◎涂 加
奇幻之虛(外一篇)
◎涂 加
一
氣度非凡的雌性貓咪,終于如期產下幾只活潑得惹人喜愛的小貓崽,滿月時僅僅存活了三只。他深感濃重的疑惑,況且這里面隱藏著過多的蹊蹺與不安。他把陰沉沉的思想放之明媚的陽光下暴曬,也遲遲無法排遣內心涌動的郁悶。
他趁著小貓崽滿月的順暢日子,毅然決然將其中一只皮毛淺灰的貓崽,送予一位遠在偏僻鄉野的老朋友。雖然這只貓崽顯得特別可愛,活像一只神態迷人、模樣乖巧的云南小獼猴——他卻不得不遵循大自然形成的古老法則,讓自己順應古老法則努力獲得原有的輕松與自由。快兩個月時,他再將一只活蹦亂跳的小貓崽,贈送給了樓下隔樓鄰居牛二妹飼養——這是貓咪正值懷孕期間,他跟鄰居先前早有約定的。胖嘟嘟的牛二妹依照習俗送了一袋一市斤裝的加碘食鹽給他。“唉喲,不客氣,不客氣!”他樂呵呵地向對方示意。好了,眼前肚皮癟了下去的貓咪膝下僅剩了一只灰麻色貓崽了。他一直喜愛親昵地呼喚它們為“崽崽” 或者“咪崽崽”。這完全是出于順口的原因,而喊出的是一種關于這些可愛嬌嫩小貓崽的特殊“昵稱” 。
二
做了母親的麻色貓咪,忽然露出煩躁不安的情緒來,跟人一樣,因為這是與生俱來的。他發現,平時母貓總會用舌頭邊舔貓崽的毛發邊安靜地喂奶。他覺得溫馨至極,不禁深受感染。而樓下,那只幼小可愛長滿一身閃閃發亮毛絨絨的黑色貓崽,便開始徹夜不停地叫喚起來。“喵呦、喵呦”地叫得讓人撕心裂肺,惶惶不安。隔樓鄰居牛二妹說:“鋼山大哥,興許,它還沒完全到斷奶的時候喲——”恍惚中她也鬧不懂貓咪的天然習性了。

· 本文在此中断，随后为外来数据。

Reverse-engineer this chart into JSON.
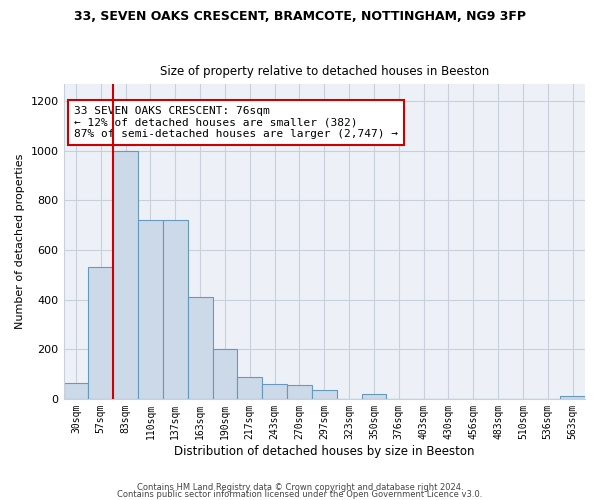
{
  "title1": "33, SEVEN OAKS CRESCENT, BRAMCOTE, NOTTINGHAM, NG9 3FP",
  "title2": "Size of property relative to detached houses in Beeston",
  "xlabel": "Distribution of detached houses by size in Beeston",
  "ylabel": "Number of detached properties",
  "bar_values": [
    65,
    530,
    1000,
    720,
    720,
    410,
    200,
    90,
    60,
    55,
    35,
    0,
    20,
    0,
    0,
    0,
    0,
    0,
    0,
    0,
    10
  ],
  "bar_labels": [
    "30sqm",
    "57sqm",
    "83sqm",
    "110sqm",
    "137sqm",
    "163sqm",
    "190sqm",
    "217sqm",
    "243sqm",
    "270sqm",
    "297sqm",
    "323sqm",
    "350sqm",
    "376sqm",
    "403sqm",
    "430sqm",
    "456sqm",
    "483sqm",
    "510sqm",
    "536sqm",
    "563sqm"
  ],
  "bar_color": "#ccd9e8",
  "bar_edge_color": "#6699bb",
  "redline_x": 2,
  "annotation_text": "33 SEVEN OAKS CRESCENT: 76sqm\n← 12% of detached houses are smaller (382)\n87% of semi-detached houses are larger (2,747) →",
  "annotation_box_color": "#ffffff",
  "annotation_box_edge": "#cc0000",
  "redline_color": "#cc0000",
  "footer1": "Contains HM Land Registry data © Crown copyright and database right 2024.",
  "footer2": "Contains public sector information licensed under the Open Government Licence v3.0.",
  "ylim": [
    0,
    1270
  ],
  "yticks": [
    0,
    200,
    400,
    600,
    800,
    1000,
    1200
  ],
  "plot_bg": "#edf1f7",
  "fig_bg": "#ffffff",
  "grid_color": "#c8d0dc"
}
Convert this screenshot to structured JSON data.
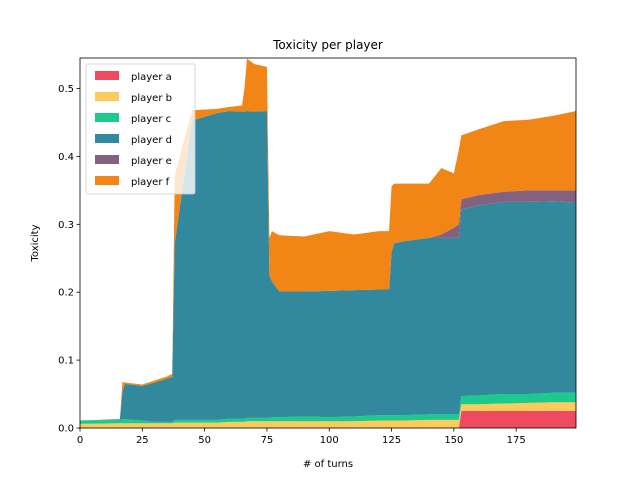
{
  "chart_data": {
    "type": "area",
    "stacked": true,
    "title": "Toxicity per player",
    "xlabel": "# of turns",
    "ylabel": "Toxicity",
    "xlim": [
      0,
      199
    ],
    "ylim": [
      0,
      0.545
    ],
    "xticks": [
      0,
      25,
      50,
      75,
      100,
      125,
      150,
      175
    ],
    "yticks": [
      0.0,
      0.1,
      0.2,
      0.3,
      0.4,
      0.5
    ],
    "xtick_labels": [
      "0",
      "25",
      "50",
      "75",
      "100",
      "125",
      "150",
      "175"
    ],
    "ytick_labels": [
      "0.0",
      "0.1",
      "0.2",
      "0.3",
      "0.4",
      "0.5"
    ],
    "legend_position": "top-left",
    "x": [
      0,
      16,
      17,
      18,
      25,
      30,
      35,
      37,
      38,
      45,
      55,
      60,
      65,
      66,
      67,
      70,
      75,
      76,
      77,
      80,
      90,
      100,
      110,
      120,
      124,
      125,
      126,
      130,
      140,
      145,
      150,
      152,
      153,
      160,
      170,
      180,
      190,
      199
    ],
    "series": [
      {
        "name": "player a",
        "color": "#ef4a60",
        "values": [
          0.0,
          0.0,
          0.0,
          0.0,
          0.0,
          0.0,
          0.0,
          0.0,
          0.0,
          0.0,
          0.0,
          0.0,
          0.0,
          0.0,
          0.0,
          0.0,
          0.0,
          0.0,
          0.0,
          0.0,
          0.0,
          0.0,
          0.0,
          0.0,
          0.0,
          0.0,
          0.0,
          0.0,
          0.0,
          0.0,
          0.0,
          0.0,
          0.025,
          0.025,
          0.025,
          0.025,
          0.025,
          0.025
        ]
      },
      {
        "name": "player b",
        "color": "#fdca5c",
        "values": [
          0.006,
          0.007,
          0.007,
          0.007,
          0.007,
          0.007,
          0.007,
          0.007,
          0.008,
          0.008,
          0.008,
          0.009,
          0.009,
          0.009,
          0.01,
          0.01,
          0.01,
          0.01,
          0.01,
          0.01,
          0.01,
          0.01,
          0.01,
          0.011,
          0.011,
          0.011,
          0.011,
          0.011,
          0.012,
          0.012,
          0.012,
          0.012,
          0.01,
          0.01,
          0.011,
          0.012,
          0.013,
          0.013
        ]
      },
      {
        "name": "player c",
        "color": "#1dca8d",
        "values": [
          0.005,
          0.005,
          0.006,
          0.006,
          0.004,
          0.002,
          0.002,
          0.002,
          0.004,
          0.004,
          0.004,
          0.005,
          0.005,
          0.005,
          0.005,
          0.005,
          0.005,
          0.005,
          0.006,
          0.006,
          0.007,
          0.006,
          0.007,
          0.008,
          0.008,
          0.008,
          0.008,
          0.008,
          0.008,
          0.008,
          0.008,
          0.008,
          0.012,
          0.013,
          0.014,
          0.013,
          0.014,
          0.014
        ]
      },
      {
        "name": "player d",
        "color": "#32899e",
        "values": [
          0.0,
          0.001,
          0.04,
          0.052,
          0.051,
          0.058,
          0.064,
          0.066,
          0.26,
          0.441,
          0.452,
          0.453,
          0.452,
          0.452,
          0.452,
          0.451,
          0.452,
          0.21,
          0.2,
          0.185,
          0.184,
          0.186,
          0.186,
          0.185,
          0.185,
          0.24,
          0.253,
          0.256,
          0.26,
          0.26,
          0.26,
          0.26,
          0.275,
          0.28,
          0.283,
          0.283,
          0.282,
          0.28
        ]
      },
      {
        "name": "player e",
        "color": "#84617f",
        "values": [
          0.0,
          0.0,
          0.0,
          0.0,
          0.0,
          0.0,
          0.0,
          0.0,
          0.0,
          0.0,
          0.0,
          0.0,
          0.0,
          0.0,
          0.0,
          0.0,
          0.0,
          0.0,
          0.0,
          0.0,
          0.0,
          0.0,
          0.0,
          0.0,
          0.0,
          0.0,
          0.0,
          0.0,
          0.0,
          0.005,
          0.015,
          0.02,
          0.015,
          0.015,
          0.015,
          0.017,
          0.016,
          0.018
        ]
      },
      {
        "name": "player f",
        "color": "#f18617",
        "values": [
          0.0,
          0.0,
          0.015,
          0.002,
          0.002,
          0.003,
          0.003,
          0.005,
          0.1,
          0.015,
          0.006,
          0.006,
          0.009,
          0.035,
          0.077,
          0.07,
          0.065,
          0.055,
          0.074,
          0.083,
          0.081,
          0.088,
          0.082,
          0.086,
          0.086,
          0.097,
          0.088,
          0.085,
          0.08,
          0.098,
          0.08,
          0.11,
          0.094,
          0.097,
          0.104,
          0.104,
          0.11,
          0.117
        ]
      }
    ]
  }
}
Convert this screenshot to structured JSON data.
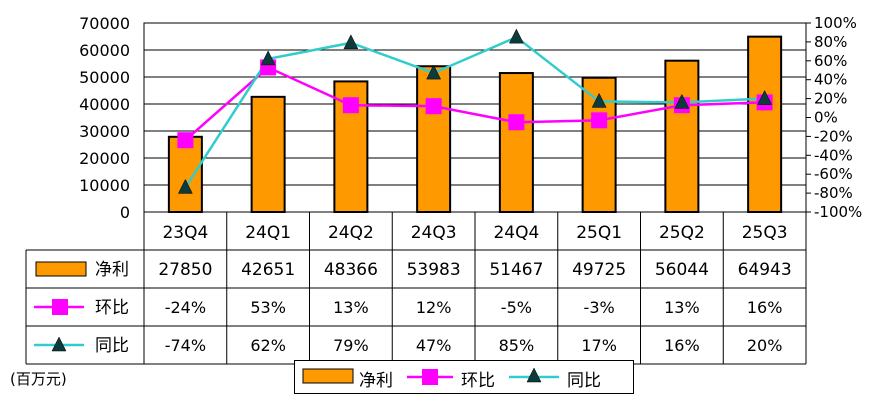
{
  "unit_label": "(百万元)",
  "legend": {
    "net_profit": "净利",
    "qoq": "环比",
    "yoy": "同比"
  },
  "colors": {
    "bar": "#ff9900",
    "qoq": "#ff00ff",
    "yoy": "#33cccc",
    "grid": "#000000"
  },
  "chart_data": {
    "type": "bar",
    "categories": [
      "23Q4",
      "24Q1",
      "24Q2",
      "24Q3",
      "24Q4",
      "25Q1",
      "25Q2",
      "25Q3"
    ],
    "series": [
      {
        "name": "净利",
        "type": "bar",
        "axis": "left",
        "values": [
          27850,
          42651,
          48366,
          53983,
          51467,
          49725,
          56044,
          64943
        ]
      },
      {
        "name": "环比",
        "type": "line",
        "axis": "right",
        "marker": "square",
        "values": [
          -24,
          53,
          13,
          12,
          -5,
          -3,
          13,
          16
        ],
        "labels": [
          "-24%",
          "53%",
          "13%",
          "12%",
          "-5%",
          "-3%",
          "13%",
          "16%"
        ]
      },
      {
        "name": "同比",
        "type": "line",
        "axis": "right",
        "marker": "triangle",
        "values": [
          -74,
          62,
          79,
          47,
          85,
          17,
          16,
          20
        ],
        "labels": [
          "-74%",
          "62%",
          "79%",
          "47%",
          "85%",
          "17%",
          "16%",
          "20%"
        ]
      }
    ],
    "ylim_left": [
      0,
      70000
    ],
    "yticks_left": [
      "70000",
      "60000",
      "50000",
      "40000",
      "30000",
      "20000",
      "10000",
      "0"
    ],
    "ylim_right": [
      -100,
      100
    ],
    "yticks_right": [
      "100%",
      "80%",
      "60%",
      "40%",
      "20%",
      "0%",
      "-20%",
      "-40%",
      "-60%",
      "-80%",
      "-100%"
    ],
    "grid": true,
    "legend_position": "bottom",
    "data_table": true
  }
}
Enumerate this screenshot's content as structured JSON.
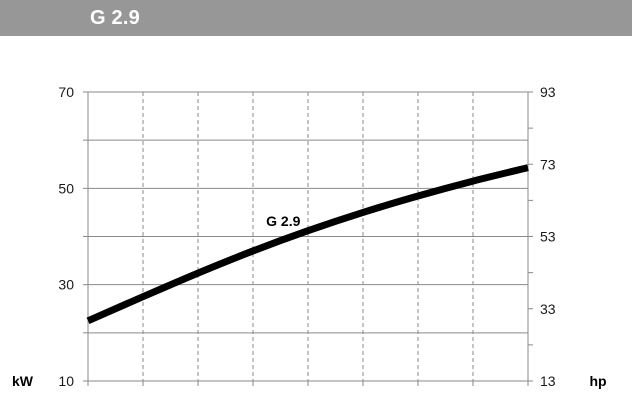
{
  "header": {
    "title": "G 2.9"
  },
  "chart_data": {
    "type": "line",
    "title": "G 2.9",
    "left_axis": {
      "unit": "kW",
      "ylim": [
        10,
        70
      ],
      "tick_labels": [
        "70",
        "50",
        "30",
        "10"
      ],
      "tick_values": [
        70,
        50,
        30,
        10
      ]
    },
    "right_axis": {
      "unit": "hp",
      "ylim": [
        13,
        93
      ],
      "tick_labels": [
        "93",
        "73",
        "53",
        "33",
        "13"
      ],
      "tick_values": [
        93,
        73,
        53,
        33,
        13
      ]
    },
    "x_divisions": 8,
    "grid": true,
    "series": [
      {
        "name": "G 2.9",
        "x": [
          0,
          1,
          2,
          3,
          4,
          5,
          6,
          7,
          8
        ],
        "values": [
          22.5,
          27.5,
          32.4,
          37.0,
          41.2,
          45.0,
          48.4,
          51.5,
          54.3
        ]
      }
    ],
    "colors": {
      "line": "#000000",
      "grid": "#8a8a8a",
      "axis": "#8a8a8a"
    }
  }
}
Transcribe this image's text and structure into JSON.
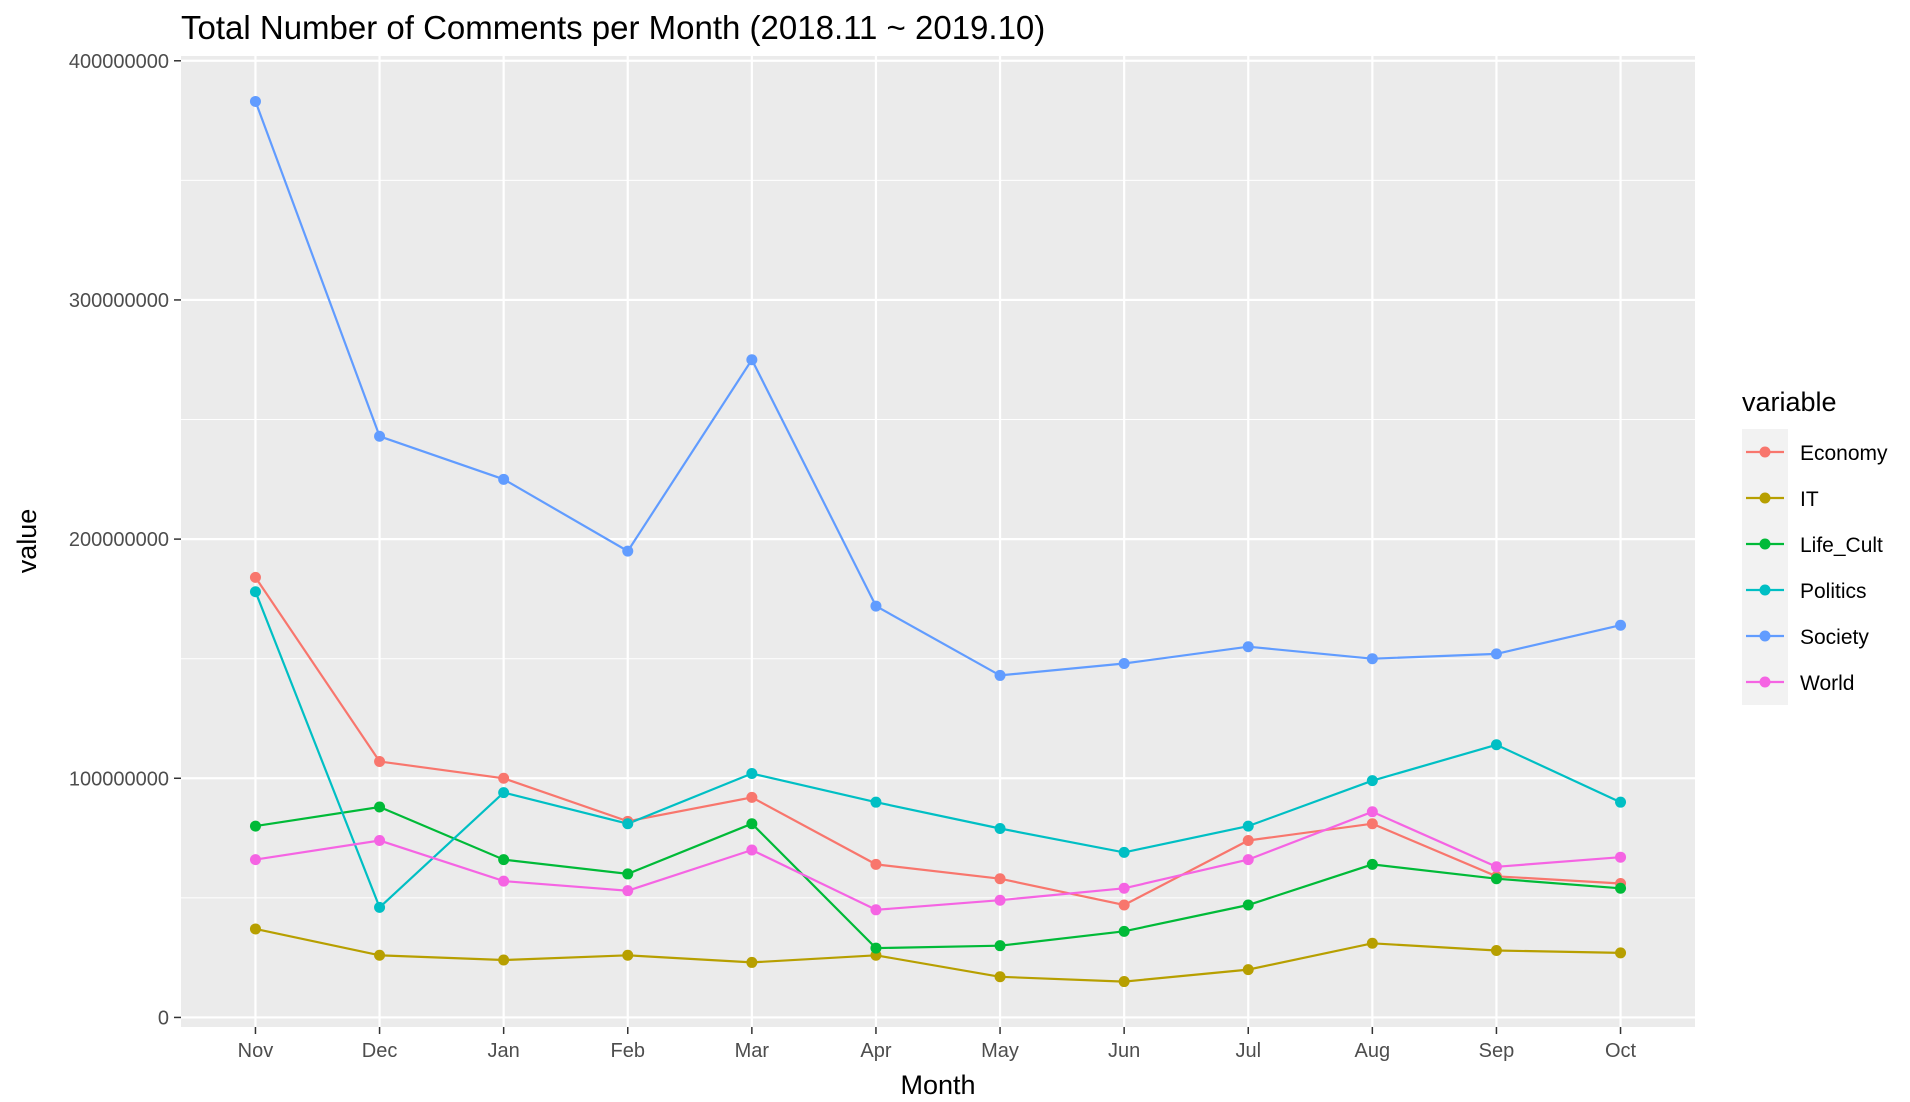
{
  "chart_data": {
    "type": "line",
    "title": "Total Number of Comments per Month (2018.11 ~ 2019.10)",
    "xlabel": "Month",
    "ylabel": "value",
    "categories": [
      "Nov",
      "Dec",
      "Jan",
      "Feb",
      "Mar",
      "Apr",
      "May",
      "Jun",
      "Jul",
      "Aug",
      "Sep",
      "Oct"
    ],
    "ylim": [
      -4000000,
      402000000
    ],
    "yticks": [
      0,
      100000000,
      200000000,
      300000000,
      400000000
    ],
    "ytick_labels": [
      "0",
      "100000000",
      "200000000",
      "300000000",
      "400000000"
    ],
    "grid": true,
    "legend": {
      "title": "variable",
      "position": "right"
    },
    "series": [
      {
        "name": "Economy",
        "color": "#F8766D",
        "values": [
          184000000,
          107000000,
          100000000,
          82000000,
          92000000,
          64000000,
          58000000,
          47000000,
          74000000,
          81000000,
          59000000,
          56000000
        ]
      },
      {
        "name": "IT",
        "color": "#B79F00",
        "values": [
          37000000,
          26000000,
          24000000,
          26000000,
          23000000,
          26000000,
          17000000,
          15000000,
          20000000,
          31000000,
          28000000,
          27000000
        ]
      },
      {
        "name": "Life_Cult",
        "color": "#00BA38",
        "values": [
          80000000,
          88000000,
          66000000,
          60000000,
          81000000,
          29000000,
          30000000,
          36000000,
          47000000,
          64000000,
          58000000,
          54000000
        ]
      },
      {
        "name": "Politics",
        "color": "#00BFC4",
        "values": [
          178000000,
          46000000,
          94000000,
          81000000,
          102000000,
          90000000,
          79000000,
          69000000,
          80000000,
          99000000,
          114000000,
          90000000
        ]
      },
      {
        "name": "Society",
        "color": "#619CFF",
        "values": [
          383000000,
          243000000,
          225000000,
          195000000,
          275000000,
          172000000,
          143000000,
          148000000,
          155000000,
          150000000,
          152000000,
          164000000
        ]
      },
      {
        "name": "World",
        "color": "#F564E3",
        "values": [
          66000000,
          74000000,
          57000000,
          53000000,
          70000000,
          45000000,
          49000000,
          54000000,
          66000000,
          86000000,
          63000000,
          67000000
        ]
      }
    ]
  }
}
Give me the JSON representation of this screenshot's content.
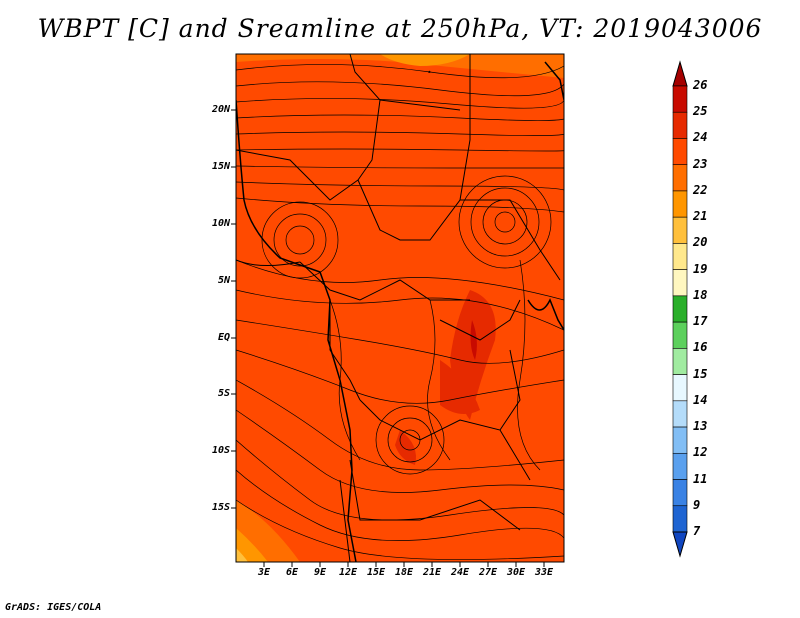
{
  "title": "WBPT [C] and Sreamline at 250hPa, VT: 2019043006",
  "credit": "GrADS: IGES/COLA",
  "lat_labels": [
    "20N",
    "15N",
    "10N",
    "5N",
    "EQ",
    "5S",
    "10S",
    "15S"
  ],
  "lon_labels": [
    "3E",
    "6E",
    "9E",
    "12E",
    "15E",
    "18E",
    "21E",
    "24E",
    "27E",
    "30E",
    "33E"
  ],
  "colorbar": {
    "labels": [
      "26",
      "25",
      "24",
      "23",
      "22",
      "21",
      "20",
      "19",
      "18",
      "17",
      "16",
      "15",
      "14",
      "13",
      "12",
      "11",
      "9",
      "7"
    ],
    "colors": [
      "#a50000",
      "#c80a00",
      "#e62a00",
      "#ff4a00",
      "#ff6e00",
      "#ff9600",
      "#ffc03c",
      "#ffe88c",
      "#fff7c0",
      "#2aaf2a",
      "#5cd05c",
      "#a0eba0",
      "#e8f8ff",
      "#b4dcfa",
      "#82bef5",
      "#5aa0ee",
      "#3a82e4",
      "#1e64d2",
      "#1046c0"
    ]
  }
}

他好像突然茅塞頓開回話道:“……要不,母貓還在念它的崽崽吧?”
于是,母貓機巧驚險地躥到樓下牛氏二妹的后窗底下聲嘶力竭地瘋叫個不停。母貓與貓崽的叫喚聲,一聲緊接一聲,聲聲不息,仿佛形成一種悲憫的浪潮,叫得人心凄惶,無法安定——怎么會這樣呢?
夜,早已沉入深深的睡夢中,貓咪依然想著自己的心事,緊緊扭住一種執著的情緒不放,仿佛沒有濃密編織的黑夜——把它們管束。它們并不淡定,淡定的是爬滿渾身的沉睡的黑夜。
三
太陽一陣陰一陣陽,陰晴不定,好比把天氣玩弄于神奇巨大的股掌之間,活像個驚爪爪吮奶的孩子——白日撐起一片光明的世界,后半夜卻要呈現出陣雨的偷襲之勢,似乎天地人間漸漸遺失原有的規律和韻味。忽然,他面前鬼鬼祟祟圍過來三五個二十來歲的干筋火旺的小伙子,一眼看上去其貌不揚,個個空閑著兩手,若無其事地放在各自的身軀兩旁搖擺不定,像旌旗招展。此時的這幫人在他的眼里,活像幾條饑餓難耐的野狼,鼓目圓瞪著充血的雙眼,朝他噴射出貪婪的目光。他嘴角不由自主地哆嗦了一下,他很想打破夜色中的沉寂。其中一位上唇蓄著稀疏胡須的小伙子盯住他,顯得神氣十足地說:“拜托這位大哥,我們想借點錢!”話剛說完便將一只骯臟而靈巧的手臂伸進他的上衣口袋。晃眼一看,這些不長眼睛的鈔票活像是人家寄存在他口袋里似的,讓他覺得有些難堪。于是,他兜里僅有的幾十塊錢如變戲法似的被人一個子兒不留地全掏空。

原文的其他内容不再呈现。